Definition
The angle of descent flown visually from the final approach point to the touchdown point at a heliport or landing area, judged by the pilot using outside visual references rather than instrument guidance. For helicopter VFR approaches, this angle is typically shallower than a normal airplane glidepath and is selected to keep the landing area in sight, clear obstacles, and allow a controlled deceleration to a hover or touchdown.
Plain English
The slope you fly down on when approaching a helipad by eye. You pick an angle steep enough to clear obstacles and keep the pad in view, but shallow enough to control your speed and stop where you want.
Context Anchor
Seen in helicopter instrument procedures, especially point-in-space approaches or other procedures that end with a visual segment to a VFR heliport.
Derivation
Visual comes from Latin words meaning “to see.” Approach means coming nearer to a place. Angle comes from a word meaning “corner” or “bend.” Together, the term points to the seeing-and-flying part of the approach, with the descent path described as an angle.
Why Pilots Care
A proper visual approach angle keeps the helicopter clear of obstacles and on a stabilized path to the intended touchdown point on a small or confined heliport.
Grounding Statement
Picture leaving the instrument procedure, seeing the heliport area, and following a steady downhill path instead of diving or staying too high.
Intuition Check
Do not read “visual approach angle” as permission to descend whenever you want.
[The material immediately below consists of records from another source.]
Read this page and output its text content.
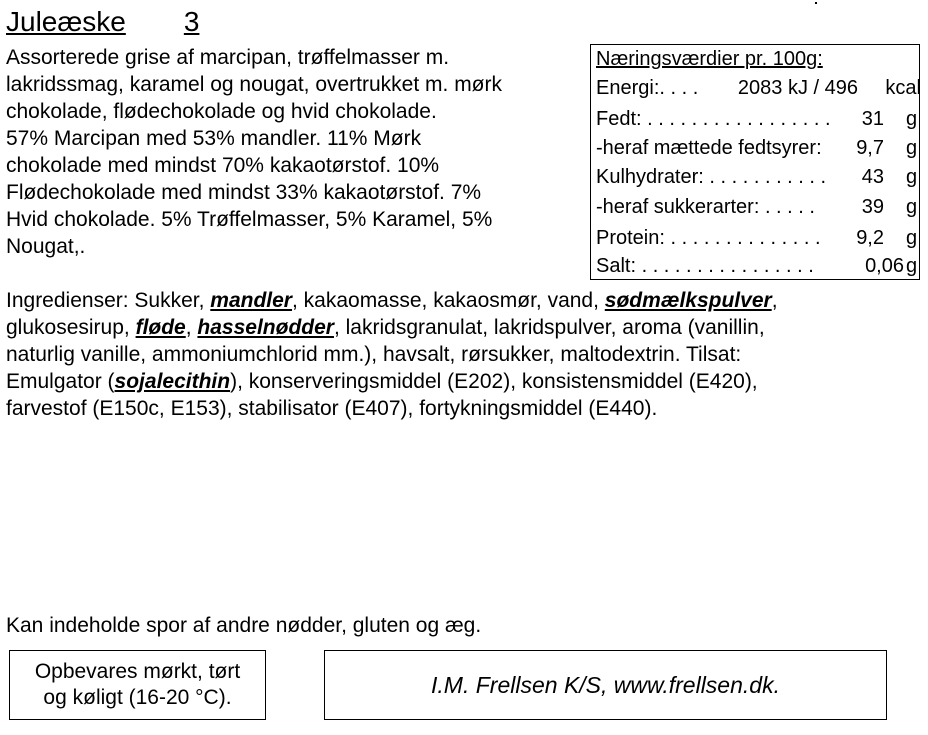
Juleæske 3
Assorterede grise af marcipan, trøffelmasser m.
lakridssmag, karamel og nougat, overtrukket m. mørk
chokolade, flødechokolade og hvid chokolade.
57% Marcipan med 53% mandler. 11% Mørk
chokolade med mindst 70% kakaotørstof. 10%
Flødechokolade med mindst 33% kakaotørstof. 7%
Hvid chokolade. 5% Trøffelmasser, 5% Karamel, 5%
Nougat,.
Næringsværdier pr. 100g:
Energi:. . . . 2083 kJ / 496 kcal
Fedt: . . . . . . . . . . . . . . . . . 31 g
-heraf mættede fedtsyrer: 9,7 g
Kulhydrater: . . . . . . . . . . . 43 g
-heraf sukkerarter: . . . . . 39 g
Protein: . . . . . . . . . . . . . . 9,2 g
Salt: . . . . . . . . . . . . . . . .	0,06 g
Ingredienser: Sukker, mandler, kakaomasse, kakaosmør, vand, sødmælkspulver,
glukosesirup, fløde, hasselnødder, lakridsgranulat, lakridspulver, aroma (vanillin,
naturlig vanille, ammoniumchlorid mm.), havsalt, rørsukker, maltodextrin. Tilsat:
Emulgator (sojalecithin), konserveringsmiddel (E202), konsistensmiddel (E420),
farvestof (E150c, E153), stabilisator (E407), fortykningsmiddel (E440).
Kan indeholde spor af andre nødder, gluten og æg.
Opbevares mørkt, tørt
og køligt (16-20 °C).	I.M. Frellsen K/S, www.frellsen.dk.
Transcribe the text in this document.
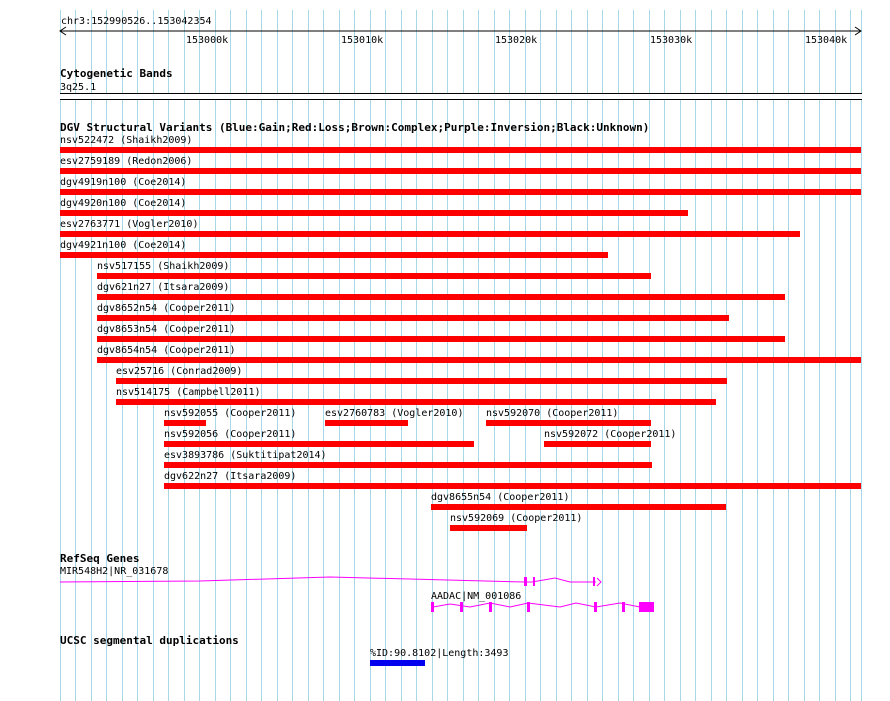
chr3:152990526..153042354
153000k	153010k	153020k	153030k	153040k
Cytogenetic Bands
3q25.1
DGV Structural Variants (Blue:Gain;Red:Loss;Brown:Complex;Purple:Inversion;Black:Unknown)
nsv522472 (Shaikh2009)
esv2759189 (Redon2006)
dgv4919n100 (Coe2014)
dgv4920n100 (Coe2014)
esv2763771 (Vogler2010)
dgv4921n100 (Coe2014)
nsv517155 (Shaikh2009)
dgv621n27 (Itsara2009)
dgv8652n54 (Cooper2011)
dgv8653n54 (Cooper2011)
dgv8654n54 (Cooper2011)
esv25716 (Conrad2009)
nsv514175 (Campbell2011)
nsv592055 (Cooper2011)	esv2760783 (Vogler2010) nsv592070 (Cooper2011)
nsv592056 (Cooper2011)	nsv592072 (Cooper2011)
esv3893786 (Suktitipat2014)
dgv622n27 (Itsara2009)
dgv8655n54 (Cooper2011)
nsv592069 (Cooper2011)
RefSeq Genes
MIR548H2|NR_031678
AADAC|NM_001086
UCSC segmental duplications
%ID:90.8102|Length:3493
It is a planned visual descent path, and you still need the required visual conditions and references before using it.
Example Sentence 1
After breaking out of the cloud base, the pilot established a shallow visual approach angle to keep the rooftop helipad in sight and clear the building's edge.
Example Sentence 2
A slightly steeper visual approach angle let the helicopter land directly on the small pad without hovering first.